Местный писарь за столиком, покрытым подозрительными пятнами и потеками воска, с готовностью подхватил узловатыми пальцами лист крепкой конопляной бамаги:

— Вдовица Акулинка, девятнадцати лет, бездетная: взята по доносу старосты села Боровское, что в Пусторжевском уезде. Обвиняется в наведении порчи на жителей сего села, отвращении их душ от истинной веры, и окаянном душегубстве! А именно: гаданиях на воде и огне, насылании разных болестей на скотину, и сведении в могилу своим черным волховством добрых христианок Фёклу и Марию.

Еще раз оглядев обвиняемую, царевич равнодушно поинтересовался:

— Признаешь вины свои?

Боязливо приподняв голову и глядя в ноги судье, женщина осторожно помотала головой, явно опасаясь злить придерживающего ее за ворот власяницы рослого служителя Тимофеевской башни.

— Огласи Символ Веры.

Запинаясь и сбиваясь, но тут же начиная заново, вдовица подтвердила, что она примерная христианка.

— Гаданиями занималась?

Попытавшись пасть на колени, женщина только зависла в воздухе, без труда удерживаемая катом.

— Так ведь…

Не сразу, но все же поняв причину молчания обвиняемой, дознаватель тихо подсказал ей правильное обращение к судие царской крови:

— Так ведь на Святки все девки гадают, на суженого-ряженого… Вот и я, с подружками… А как мужней стала, так более никогда-никогда, царевич-батюшка!!!
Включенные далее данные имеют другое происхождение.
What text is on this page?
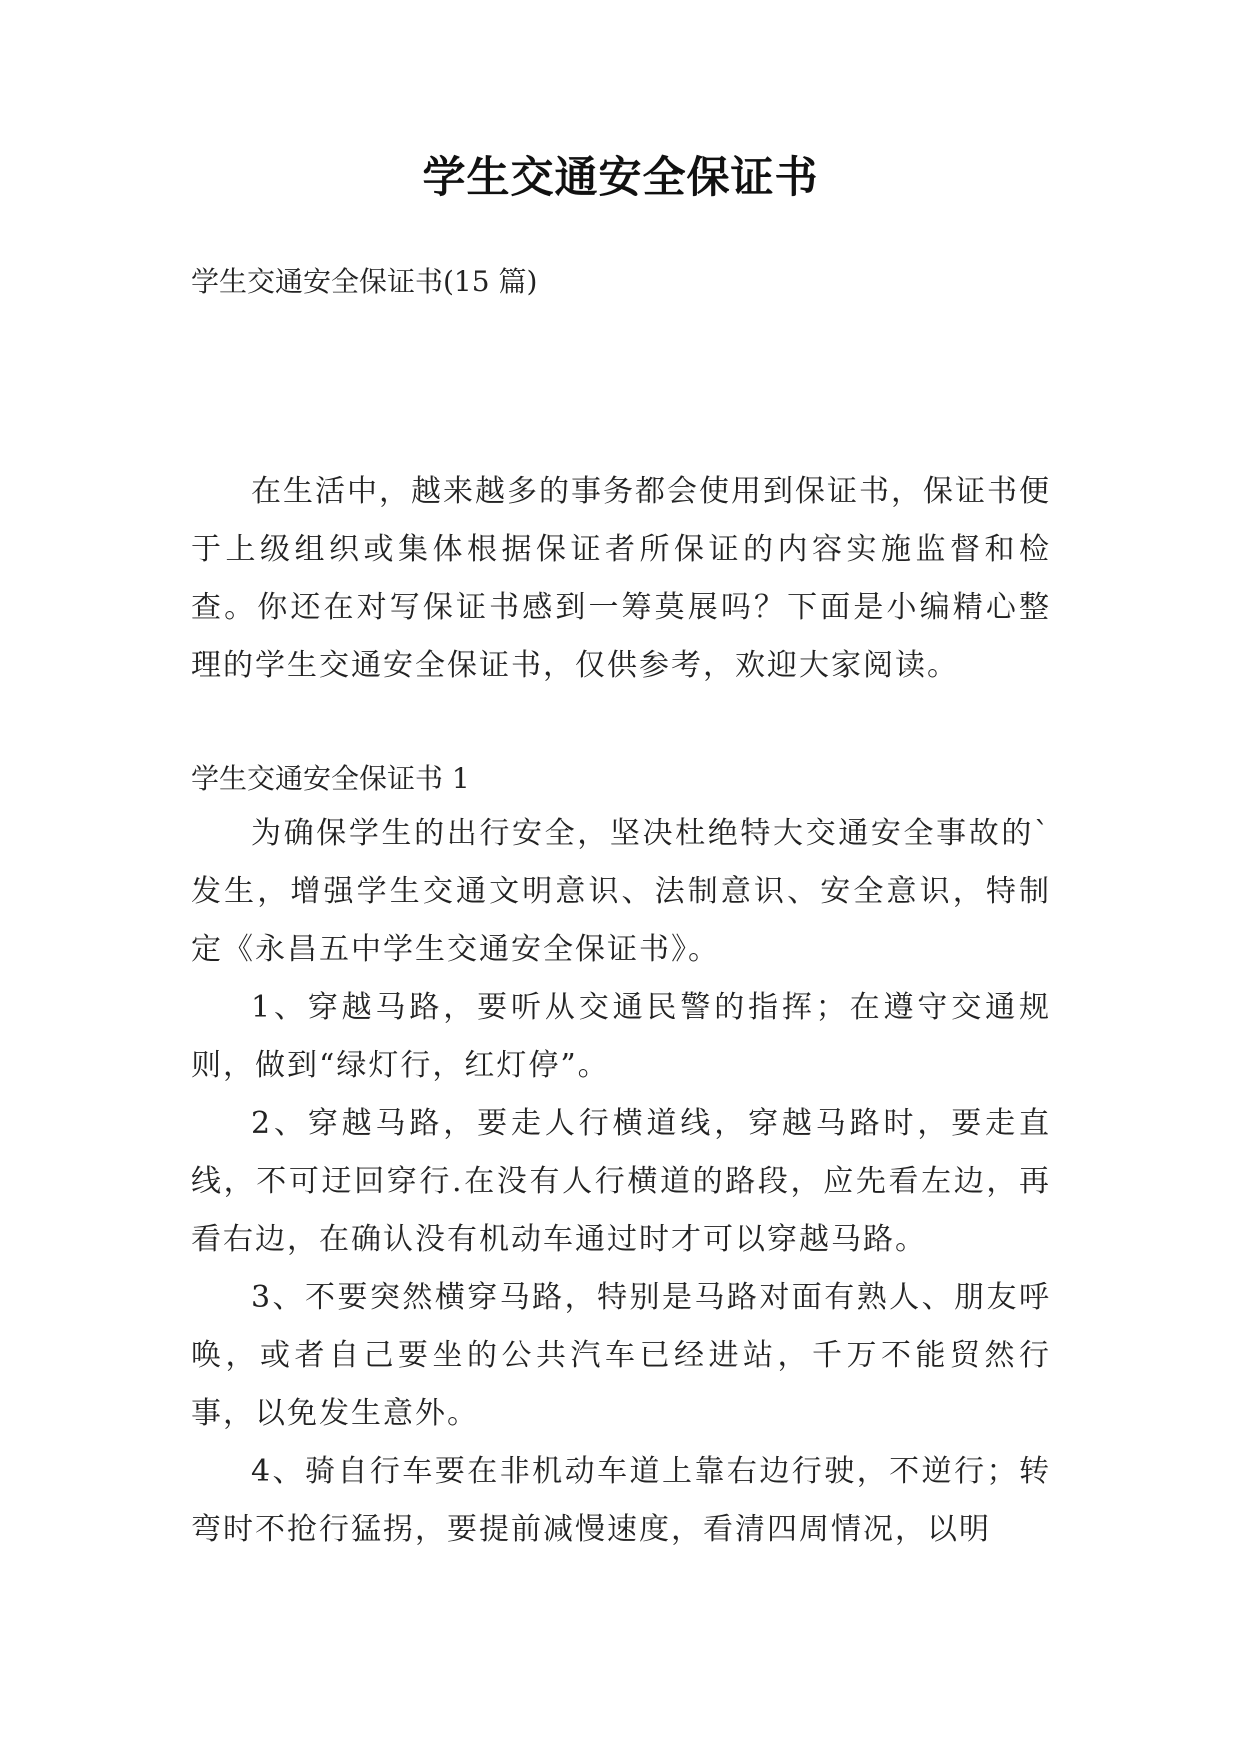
学生交通安全保证书
学生交通安全保证书(15 篇)

在生活中，越来越多的事务都会使用到保证书，保证书便于上级组织或集体根据保证者所保证的内容实施监督和检查。你还在对写保证书感到一筹莫展吗？下面是小编精心整理的学生交通安全保证书，仅供参考，欢迎大家阅读。

学生交通安全保证书 1

为确保学生的出行安全，坚决杜绝特大交通安全事故的`发生，增强学生交通文明意识、法制意识、安全意识，特制定《永昌五中学生交通安全保证书》。

1、穿越马路，要听从交通民警的指挥；在遵守交通规则，做到“绿灯行，红灯停”。

2、穿越马路，要走人行横道线，穿越马路时，要走直线，不可迂回穿行.在没有人行横道的路段，应先看左边，再看右边，在确认没有机动车通过时才可以穿越马路。

3、不要突然横穿马路，特别是马路对面有熟人、朋友呼唤，或者自己要坐的公共汽车已经进站，千万不能贸然行事，以免发生意外。

4、骑自行车要在非机动车道上靠右边行驶，不逆行；转弯时不抢行猛拐，要提前减慢速度，看清四周情况，以明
Едва заметно поморщившись, что тут же было истолковано служителями веры как добрый знак, Иоанн Иоаннович поинтересовался:

— Болезни и порчу насылала? Волховством занималась?

Опять дернувшись в попытке упасть на чисто выметенный и выстланный брусчаткой пол, начинающая деревенская знахарка честно призналась:

— Не умею, царевич-батюшка.

Проигнорировав едва заметный смешок брата, судья перешел к последней, и самой тяжелой части обвинения:

— Как сжила со свету своих сельчанок?